The new unprivileged information that can be seen on a user's info includes

* worker_invited: How many workers this user can join to the horde

* worker_count: How many workers this user currently has in the horde

* monthly kudos: How much kudos this user receives per month, and when was the last datetime they did so

* trusted: If they're a trusted user

* moderator: if they're a moderator of the horde

The following information is only shown to privileged access

* evaluating_kudos: How much kudos this untrusted account has accumulated. 

* worker_ids: The list of worker IDs owned by this user. This is public if public_workers is set to true.

Worker Modifications

Worker endpoints also received some love. In the PUT type, the API key of the owner or a mod of a worker can now change their name. Previously there was no way to do it, as changing the name via the bridgeData would just create a new worker. This feature will now allow the name change, but it needs some caution. In order to do this, the worker should be first stopped and its name changed in its bridgeData. Then while it's stopped, the name change operation should happen, and only then should the worker be started again.

Worker Info

On the GET side, we also allow privileged and unprivileged information to be shown to the worker's owner and mods.

The new "owner" field will show the user's ID only if this is a privileged access, or the public_workers of the owner is set to true.

the "trusted" field will be true, only if the worker's owner is trusted and it means that this user is in the trusted pool.

Forgot your username?

A lot of people are opting for pseudonymous accounts instead of logging in with oauth.

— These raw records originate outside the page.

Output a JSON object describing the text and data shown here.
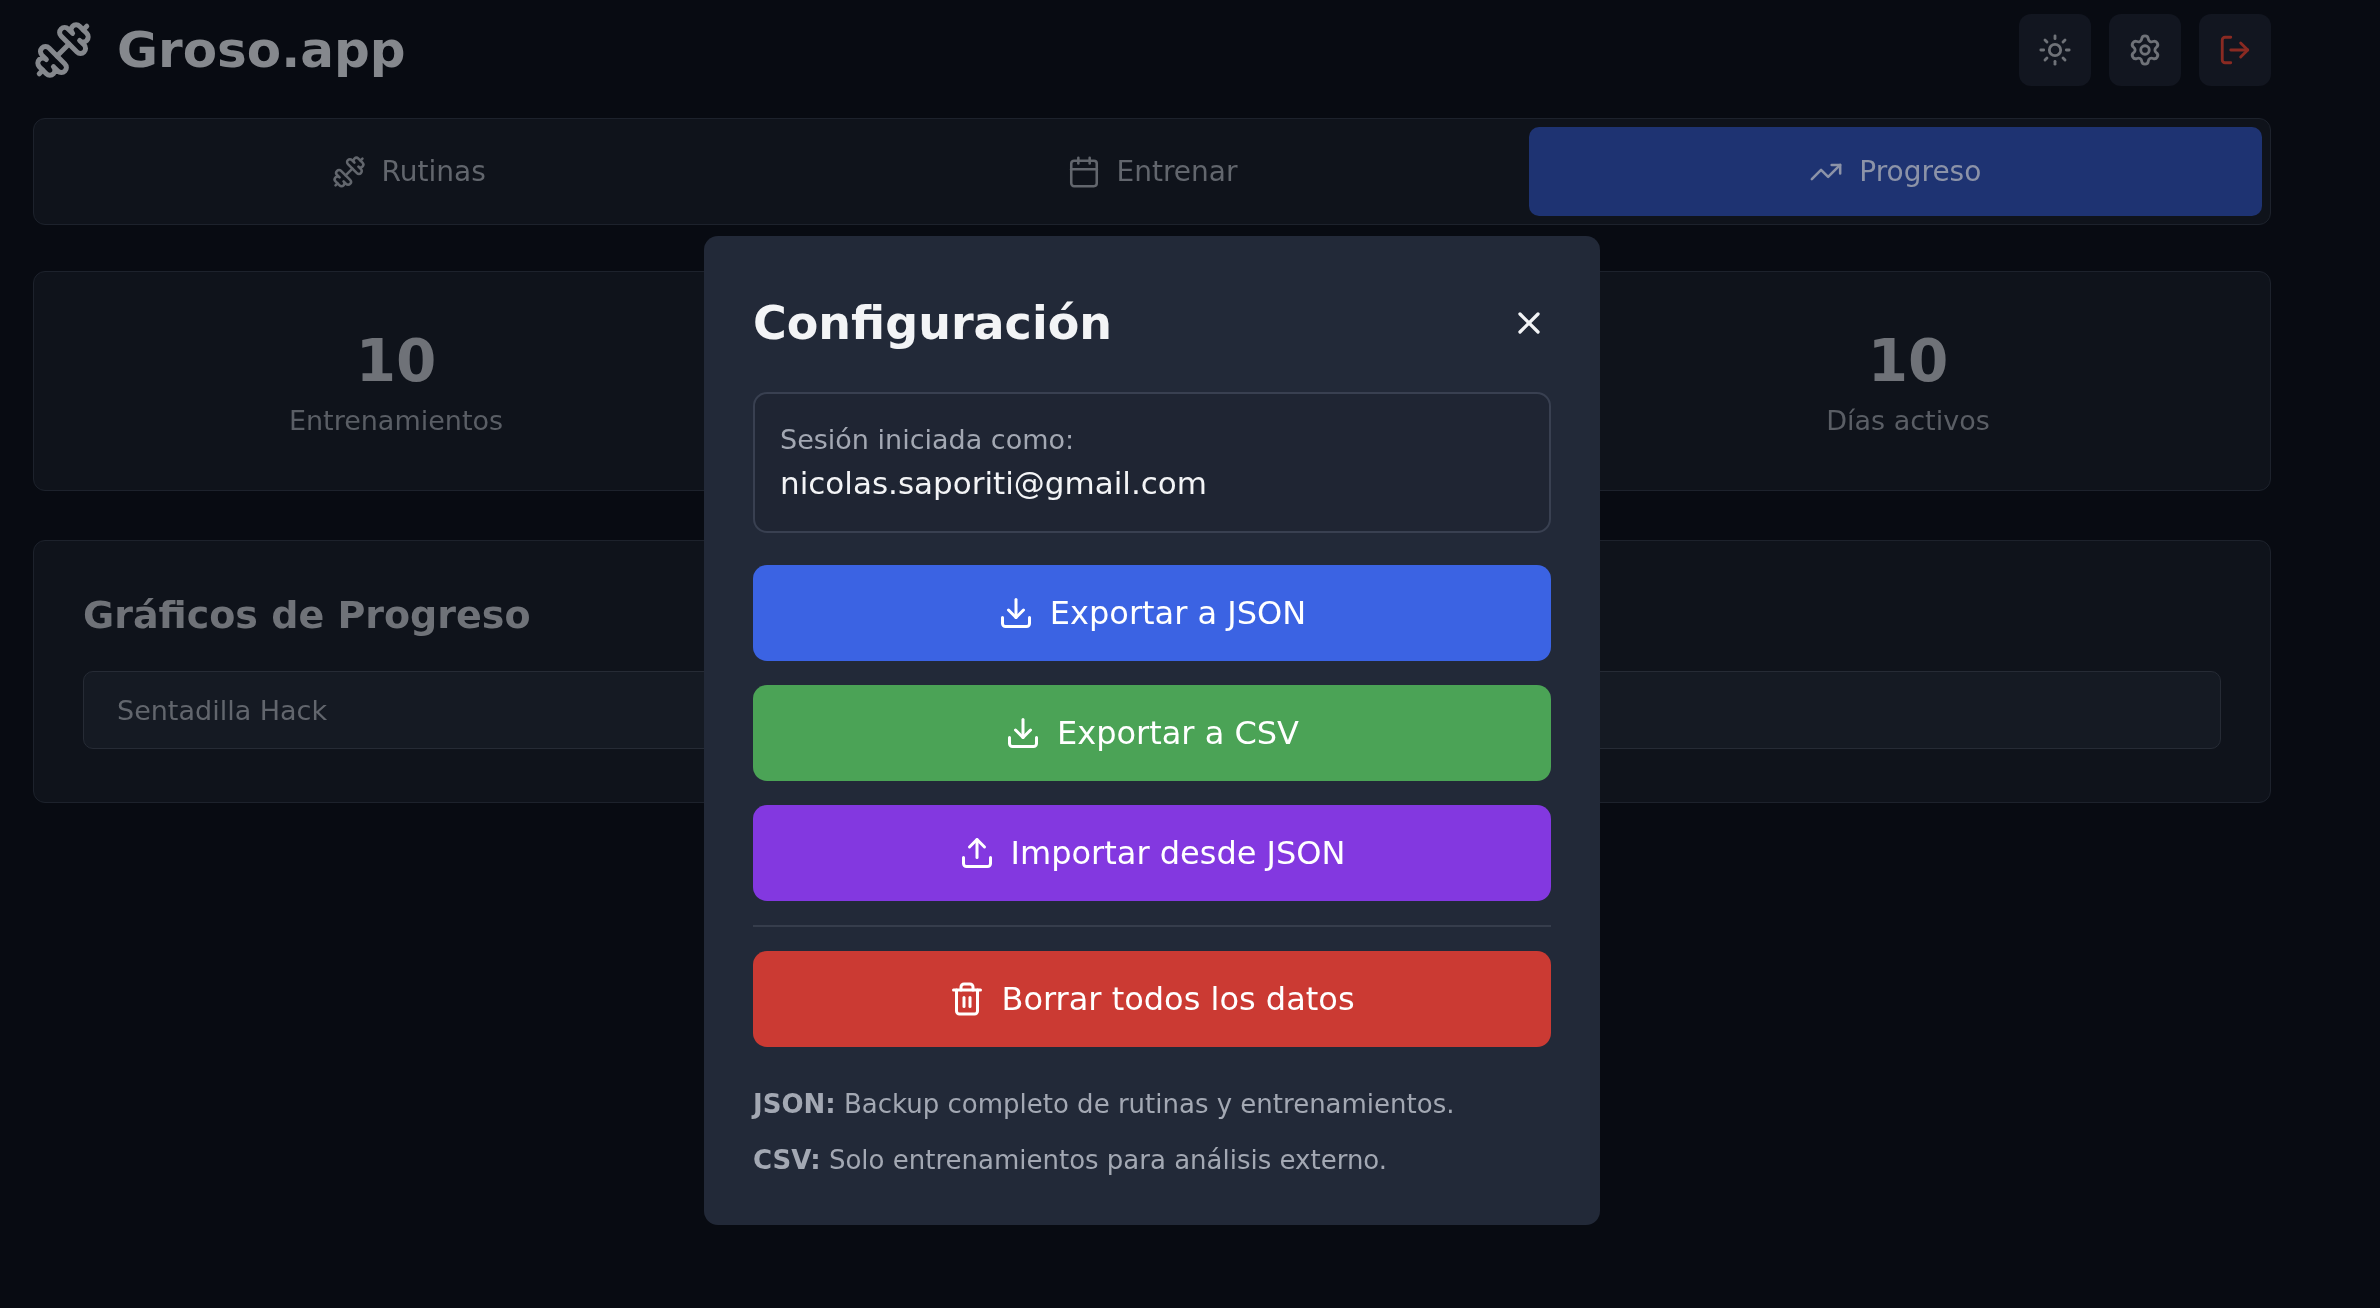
{
  "app": {
    "title": "Groso.app"
  },
  "tabs": [
    {
      "label": "Rutinas",
      "kind": "dumbbell",
      "selected": false
    },
    {
      "label": "Entrenar",
      "kind": "calendar",
      "selected": false
    },
    {
      "label": "Progreso",
      "kind": "trend",
      "selected": true
    }
  ],
  "stats": [
    {
      "value": "10",
      "label": "Entrenamientos"
    },
    {
      "value": "10",
      "label": "Días activos"
    }
  ],
  "progress": {
    "title": "Gráficos de Progreso",
    "select": {
      "value": "Sentadilla Hack"
    }
  },
  "dialog": {
    "title": "Configuración",
    "session": {
      "label": "Sesión iniciada como:",
      "email": "nicolas.saporiti@gmail.com"
    },
    "actions": [
      {
        "label": "Exportar a JSON",
        "kind": "download",
        "color": "#3b63e3"
      },
      {
        "label": "Exportar a CSV",
        "kind": "download",
        "color": "#4ba356"
      },
      {
        "label": "Importar desde JSON",
        "kind": "upload",
        "color": "#8338e0"
      },
      {
        "label": "Borrar todos los datos",
        "kind": "delete",
        "color": "#cb3a33"
      }
    ],
    "notes": [
      "**JSON:** Backup completo de rutinas y entrenamientos.",
      "**CSV:** Solo entrenamientos para análisis externo."
    ]
  }
}
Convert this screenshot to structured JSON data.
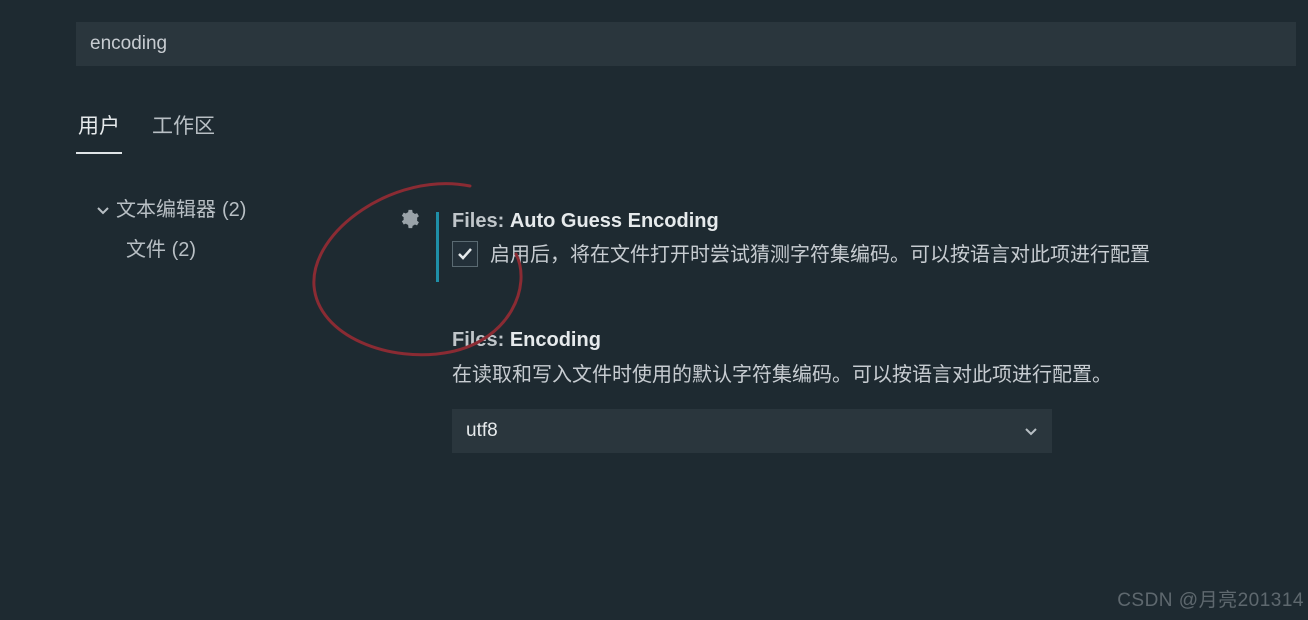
{
  "search": {
    "value": "encoding"
  },
  "tabs": {
    "user": "用户",
    "workspace": "工作区"
  },
  "tree": {
    "parent_label": "文本编辑器",
    "parent_count": "(2)",
    "child_label": "文件",
    "child_count": "(2)"
  },
  "setting1": {
    "prefix": "Files:",
    "name": "Auto Guess Encoding",
    "checked": true,
    "description": "启用后，将在文件打开时尝试猜测字符集编码。可以按语言对此项进行配置"
  },
  "setting2": {
    "prefix": "Files:",
    "name": "Encoding",
    "description": "在读取和写入文件时使用的默认字符集编码。可以按语言对此项进行配置。",
    "selected": "utf8"
  },
  "watermark": "CSDN @月亮201314"
}
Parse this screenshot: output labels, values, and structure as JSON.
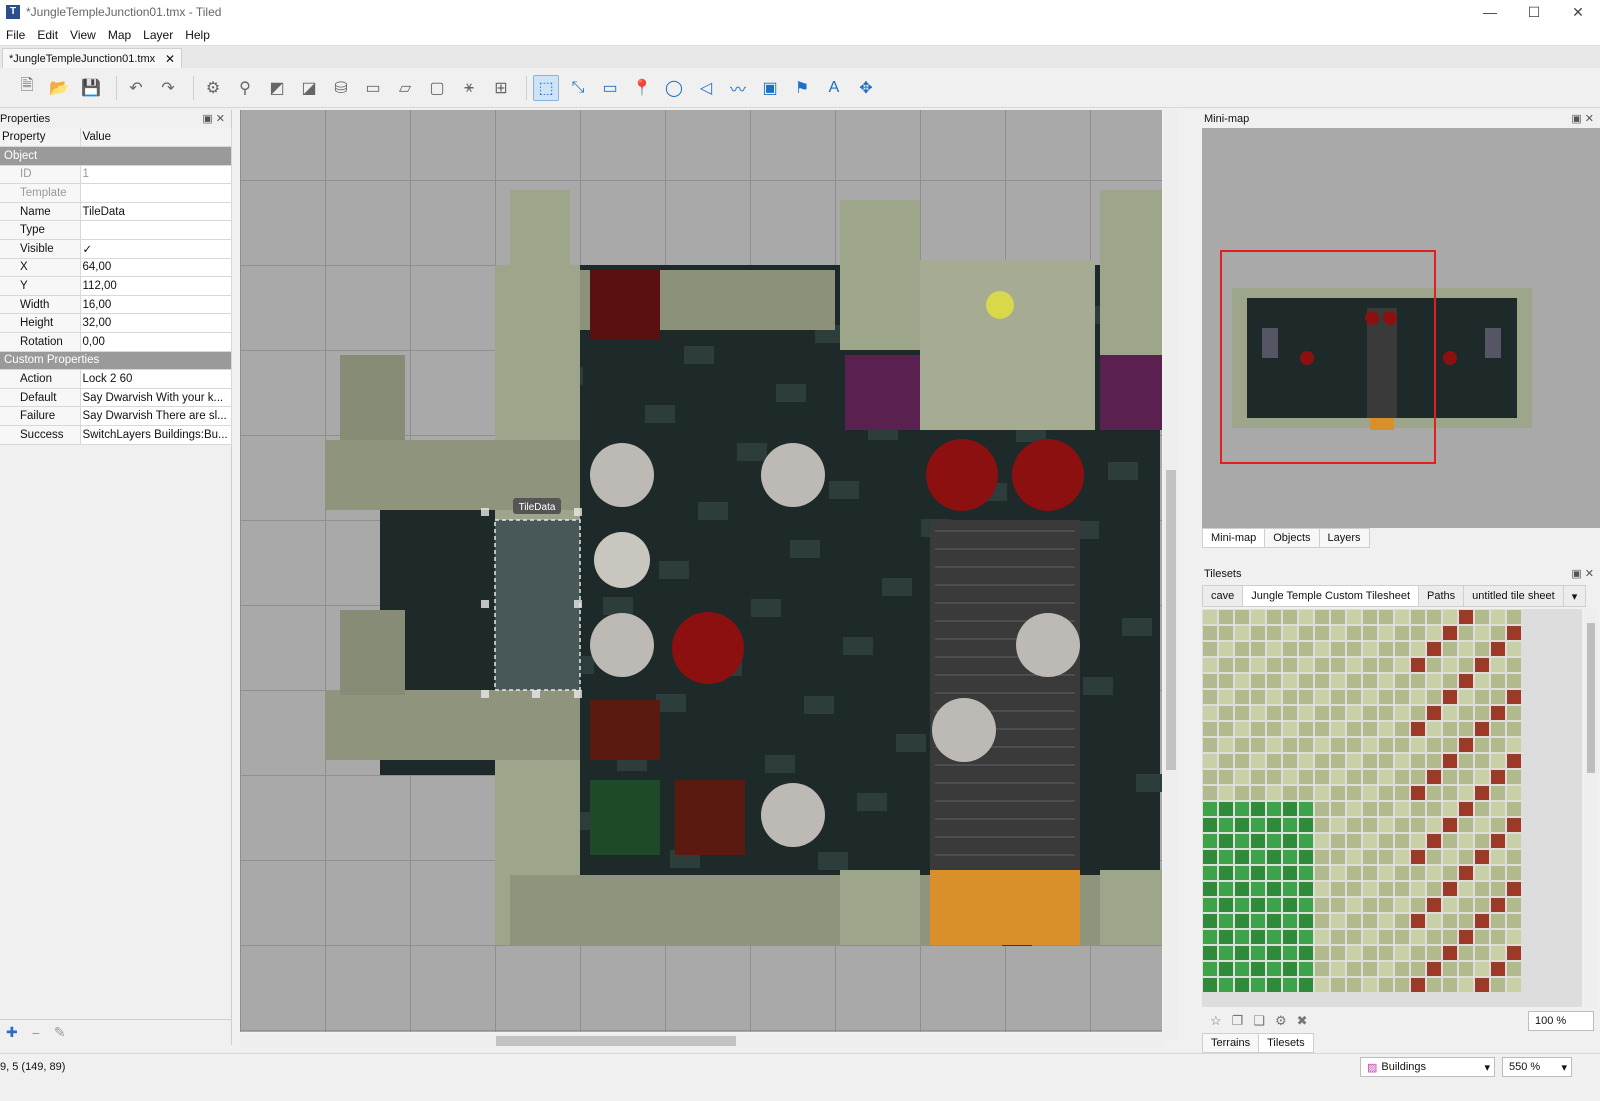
{
  "window": {
    "title": "*JungleTempleJunction01.tmx - Tiled",
    "app_icon": "T"
  },
  "menu": [
    "File",
    "Edit",
    "View",
    "Map",
    "Layer",
    "Help"
  ],
  "document_tab": {
    "label": "*JungleTempleJunction01.tmx",
    "close": "✕"
  },
  "toolbar": {
    "icons": [
      "new-map-icon",
      "open-file-icon",
      "save-icon",
      "undo-icon",
      "redo-icon",
      "command-icon",
      "stamp-brush-icon",
      "terrain-brush-icon",
      "wang-brush-icon",
      "bucket-fill-icon",
      "shape-fill-icon",
      "eraser-icon",
      "rectangular-select-icon",
      "magic-wand-icon",
      "select-same-tile-icon",
      "select-objects-icon",
      "edit-polygons-icon",
      "insert-rectangle-icon",
      "insert-point-icon",
      "insert-ellipse-icon",
      "insert-polygon-icon",
      "insert-polyline-icon",
      "insert-tile-icon",
      "insert-template-icon",
      "insert-text-icon",
      "move-icon"
    ]
  },
  "properties_panel": {
    "title": "Properties",
    "columns": [
      "Property",
      "Value"
    ],
    "object_section": "Object",
    "object_props": [
      {
        "name": "ID",
        "value": "1",
        "readonly": true
      },
      {
        "name": "Template",
        "value": "",
        "readonly": true
      },
      {
        "name": "Name",
        "value": "TileData"
      },
      {
        "name": "Type",
        "value": ""
      },
      {
        "name": "Visible",
        "value": "✓"
      },
      {
        "name": "X",
        "value": "64,00"
      },
      {
        "name": "Y",
        "value": "112,00"
      },
      {
        "name": "Width",
        "value": "16,00"
      },
      {
        "name": "Height",
        "value": "32,00"
      },
      {
        "name": "Rotation",
        "value": "0,00"
      }
    ],
    "custom_section": "Custom Properties",
    "custom_props": [
      {
        "name": "Action",
        "value": "Lock 2 60"
      },
      {
        "name": "Default",
        "value": "Say Dwarvish With your k..."
      },
      {
        "name": "Failure",
        "value": "Say Dwarvish There are sl..."
      },
      {
        "name": "Success",
        "value": "SwitchLayers Buildings:Bu..."
      }
    ]
  },
  "map_canvas": {
    "selected_object_label": "TileData"
  },
  "minimap_panel": {
    "title": "Mini-map",
    "tabs": [
      "Mini-map",
      "Objects",
      "Layers"
    ]
  },
  "tilesets_panel": {
    "title": "Tilesets",
    "sheet_tabs": [
      "cave",
      "Jungle Temple Custom Tilesheet",
      "Paths",
      "untitled tile sheet"
    ],
    "active_sheet": "Jungle Temple Custom Tilesheet",
    "zoom": "100 %",
    "bottom_tabs": [
      "Terrains",
      "Tilesets"
    ]
  },
  "status": {
    "coords": "9, 5 (149, 89)",
    "layer": "Buildings",
    "zoom": "550 %"
  },
  "colors": {
    "selection": "#e02020",
    "accent": "#2b6cc4",
    "floor": "#1e2a2a",
    "stone": "#9da58a",
    "red_orb": "#8c1010",
    "lava": "#d9902a"
  }
}
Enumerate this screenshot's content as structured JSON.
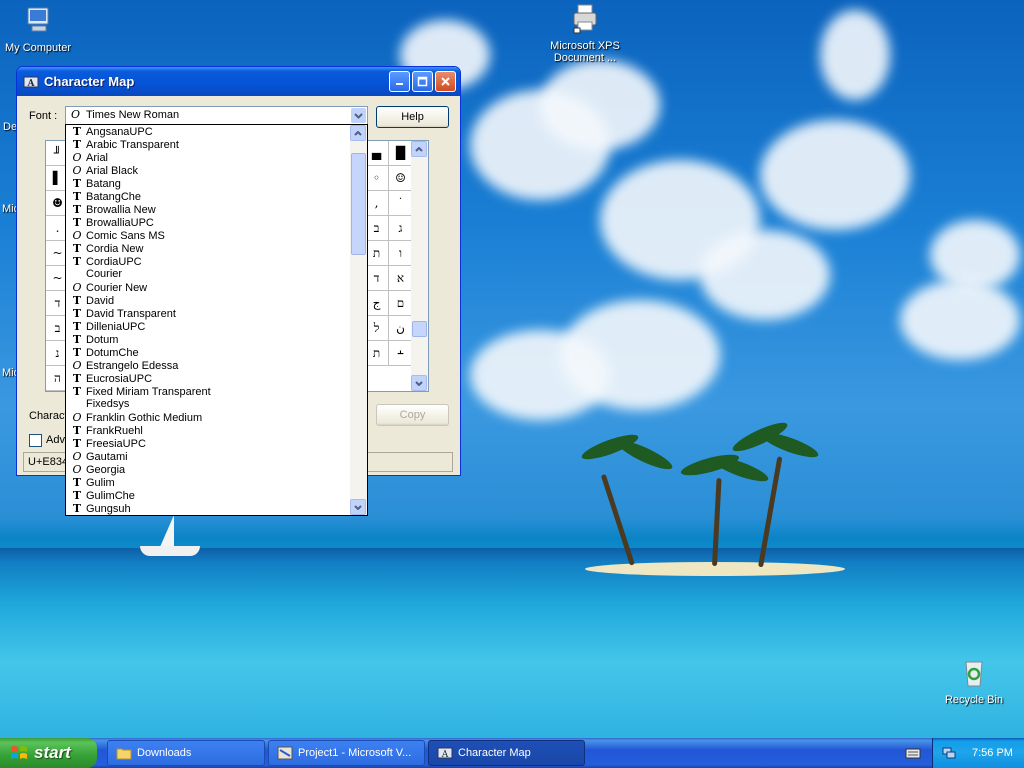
{
  "desktop": {
    "icons": [
      {
        "label": "My Computer"
      },
      {
        "label": "Microsoft XPS Document ..."
      },
      {
        "label": "Recycle Bin"
      }
    ],
    "edge_labels": [
      "De",
      "Mic",
      "Mic"
    ]
  },
  "window": {
    "title": "Character Map",
    "font_label": "Font :",
    "font_value": "Times New Roman",
    "help_button": "Help",
    "copy_button": "Copy",
    "chars_label": "Characte",
    "advanced_label": "Adv",
    "status_text": "U+E834"
  },
  "grid_visible_chars": [
    "▄",
    "█",
    "▐",
    "◦",
    "☺",
    "ﬁ",
    ",",
    "˙",
    "א",
    "ב",
    "ג",
    "ש",
    "ת",
    "ו",
    "ג",
    "ﬢ",
    "ﬡ",
    "ﬣ",
    "ج",
    "ﬦ",
    "ﬤ",
    "ﬥ",
    "ن",
    "ﬧ",
    "ﬨ",
    "﬩"
  ],
  "grid_left_chars": [
    "╜",
    "▌",
    "☻",
    ".",
    "~",
    "~",
    "ד",
    "ב",
    "נ",
    "ה"
  ],
  "font_list": [
    {
      "name": "AngsanaUPC",
      "type": "tt"
    },
    {
      "name": "Arabic Transparent",
      "type": "tt"
    },
    {
      "name": "Arial",
      "type": "ot"
    },
    {
      "name": "Arial Black",
      "type": "ot"
    },
    {
      "name": "Batang",
      "type": "tt"
    },
    {
      "name": "BatangChe",
      "type": "tt"
    },
    {
      "name": "Browallia New",
      "type": "tt"
    },
    {
      "name": "BrowalliaUPC",
      "type": "tt"
    },
    {
      "name": "Comic Sans MS",
      "type": "ot"
    },
    {
      "name": "Cordia New",
      "type": "tt"
    },
    {
      "name": "CordiaUPC",
      "type": "tt"
    },
    {
      "name": "Courier",
      "type": "none"
    },
    {
      "name": "Courier New",
      "type": "ot"
    },
    {
      "name": "David",
      "type": "tt"
    },
    {
      "name": "David Transparent",
      "type": "tt"
    },
    {
      "name": "DilleniaUPC",
      "type": "tt"
    },
    {
      "name": "Dotum",
      "type": "tt"
    },
    {
      "name": "DotumChe",
      "type": "tt"
    },
    {
      "name": "Estrangelo Edessa",
      "type": "ot"
    },
    {
      "name": "EucrosiaUPC",
      "type": "tt"
    },
    {
      "name": "Fixed Miriam Transparent",
      "type": "tt"
    },
    {
      "name": "Fixedsys",
      "type": "none"
    },
    {
      "name": "Franklin Gothic Medium",
      "type": "ot"
    },
    {
      "name": "FrankRuehl",
      "type": "tt"
    },
    {
      "name": "FreesiaUPC",
      "type": "tt"
    },
    {
      "name": "Gautami",
      "type": "ot"
    },
    {
      "name": "Georgia",
      "type": "ot"
    },
    {
      "name": "Gulim",
      "type": "tt"
    },
    {
      "name": "GulimChe",
      "type": "tt"
    },
    {
      "name": "Gungsuh",
      "type": "tt"
    }
  ],
  "taskbar": {
    "start_label": "start",
    "tasks": [
      {
        "label": "Downloads",
        "active": false
      },
      {
        "label": "Project1 - Microsoft V...",
        "active": false
      },
      {
        "label": "Character Map",
        "active": true
      }
    ],
    "clock": "7:56 PM"
  },
  "colors": {
    "titlebar": "#0553d6",
    "taskbar": "#245edb",
    "start_button": "#35a035",
    "window_bg": "#ece9d8"
  }
}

And sometimes the user's ID is not shown. Othertimes, integrators have asked for a way to verify that a provided API key is a valid user. Well, say not more because now the "/v2/find_user" endpoint exists, which when sent an API key in the header, will return the use info of the user it belongs to!

Other

This post is already way to long, but suffice to say I have not even mentioned all the countermeasures I've added to Horde, such as suspicion rating, ip checking etc. But I hope they will prove sufficient for when we reopen the worker invites next!